TV Bandeirantes Minas (ZYQ 808)
- Belo Horizonte, Minas Gerais; Brazil;
- Channels: Digital: 20 (UHF); Virtual: 7;
- Branding: Band Minas

Programming
- Affiliations: Rede Bandeirantes

Ownership
- Owner: Grupo Bandeirantes de Comunicação; (Rádio e Televisão Bandeirantes de Minas Gerais Ltda.);
- Sister stations: BandNews FM Belo Horizonte

History
- First air date: March 2, 1967
- Former call signs: ZYA 720 (1967-2017)
- Former names: TV Vila Rica (1967-1975)
- Former channel numbers: Analog: 7 (VHF, 1967-2017)
- Former affiliations: TV Excelsior (1967-1970)

Technical information
- Licensing authority: ANATEL
- ERP: 15 kW
- Transmitter coordinates: 19°58′15.7″S 43°55′46″W﻿ / ﻿19.971028°S 43.92944°W

Links
- Public license information: Profile
- Website: band.com.br/minas-gerais

= Band Minas =

TV Bandeirantes Minas (channel 7, also known as Band Minas) is a Brazilian television station based in Belo Horizonte, capital of the state of Minas Gerais, carrying Rede Bandeirantes for most of the state. It was founded in 1967 as TV Vila Rica, being acquired by Grupo Bandeirantes de Comunicação in 1975. It covers most of the state, together with its co-sister Band Triângulo, located in Uberaba. Its studios are in the São Bento neighborhood, in the southern region of the capital of Minas Gerais, and its transmission antenna is in Serra do Curral, in Belvedere.

==History==
TV Vila Rica was opened on March 2, 1967, based on a concession offered to Banco Real, with Simonsen receiving a part of the shares. Initially, it was affiliated with TV Excelsior, operating on channel 7 VHF, being part of the project to create a national network. However, due to several financial problems, in addition to troubled relations with the military government, Excelsior was taken off the air on September 30, 1970. With the network's extinction, TV Vila Rica began broadcasting TV Bandeirantes programming. On December 7, 1975, in the process of forming Rede Bandeirantes, TV Vila Rica was acquired by the São Paulo station, changing its name to TV Bandeirantes Minas in 1976.

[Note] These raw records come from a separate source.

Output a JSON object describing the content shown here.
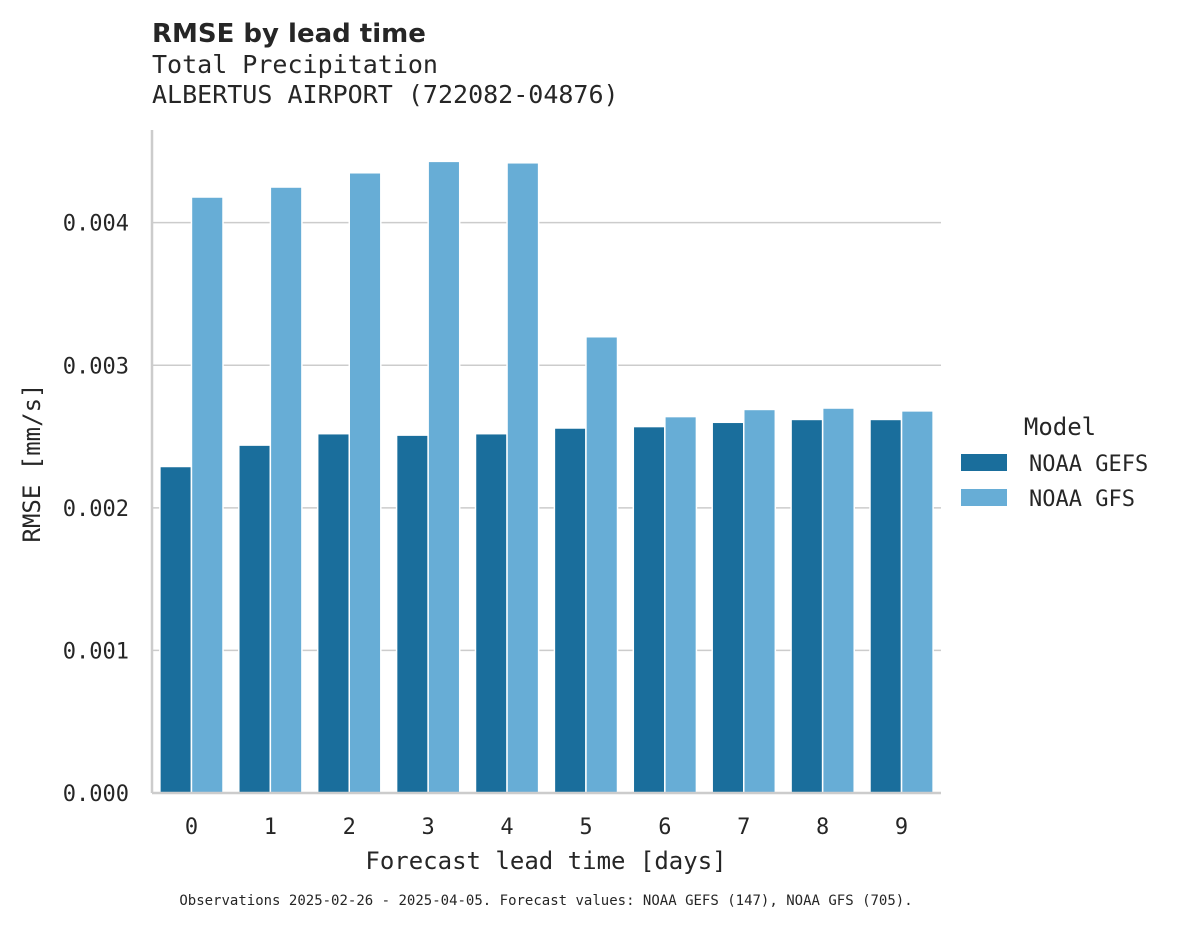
{
  "chart_data": {
    "type": "bar",
    "title": "RMSE by lead time",
    "subtitle_lines": [
      "Total Precipitation",
      "ALBERTUS AIRPORT (722082-04876)"
    ],
    "xlabel": "Forecast lead time [days]",
    "ylabel": "RMSE [mm/s]",
    "categories": [
      "0",
      "1",
      "2",
      "3",
      "4",
      "5",
      "6",
      "7",
      "8",
      "9"
    ],
    "ylim": [
      0,
      0.00465
    ],
    "yticks": [
      0,
      0.001,
      0.002,
      0.003,
      0.004
    ],
    "ytick_labels": [
      "0.000",
      "0.001",
      "0.002",
      "0.003",
      "0.004"
    ],
    "grid": "horizontal",
    "legend_title": "Model",
    "legend_position": "right",
    "series": [
      {
        "name": "NOAA GEFS",
        "color": "#1a6e9c",
        "values": [
          0.00229,
          0.00244,
          0.00252,
          0.00251,
          0.00252,
          0.00256,
          0.00257,
          0.0026,
          0.00262,
          0.00262
        ]
      },
      {
        "name": "NOAA GFS",
        "color": "#67add6",
        "values": [
          0.00418,
          0.00425,
          0.00435,
          0.00443,
          0.00442,
          0.0032,
          0.00264,
          0.00269,
          0.0027,
          0.00268
        ]
      }
    ],
    "footnote": "Observations 2025-02-26 - 2025-04-05. Forecast values: NOAA GEFS (147), NOAA GFS (705)."
  }
}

The station airs approximately 16 hours of local programming per week. There is also Band Triângulo in the state, the second television station belonging to Grupo Bandeirantes de Comunicação, which broadcasts the group's programming to Triângulo Mineiro and Alto Paranaíba. Previously, in 2008, the region received programming from Band Minas, based in Belo Horizonte. With the creation of Band Triângulo, it took over the antennas previously occupied by Band Minas in the region, consolidating the presence of Grupo Bandeirantes in this specific area.

This redistribution strengthened the offer of diverse and relevant television content for the public in Triângulo Mineiro and Alto Paranaíba.

==Technical information==

| Virtual channel | Digital channel | Screen | Content |
|---|---|---|---|
| 7.1 | 20 UHF | 1080i | Band Minas/Band's main schedule |

Based on the federal decree transitioning Brazilian TV stations from analogue to digital signals, Band Minas, as well as other stations in Belo Horizonte, ceased broadcasting on channel 7 VHF on November 22, 2017, following the official ANATEL roadmap. The signal was cut off at 11:59 pm, during the Cine Band film session, being replaced by a slide from MCTIC and ANATEL about the switch-off.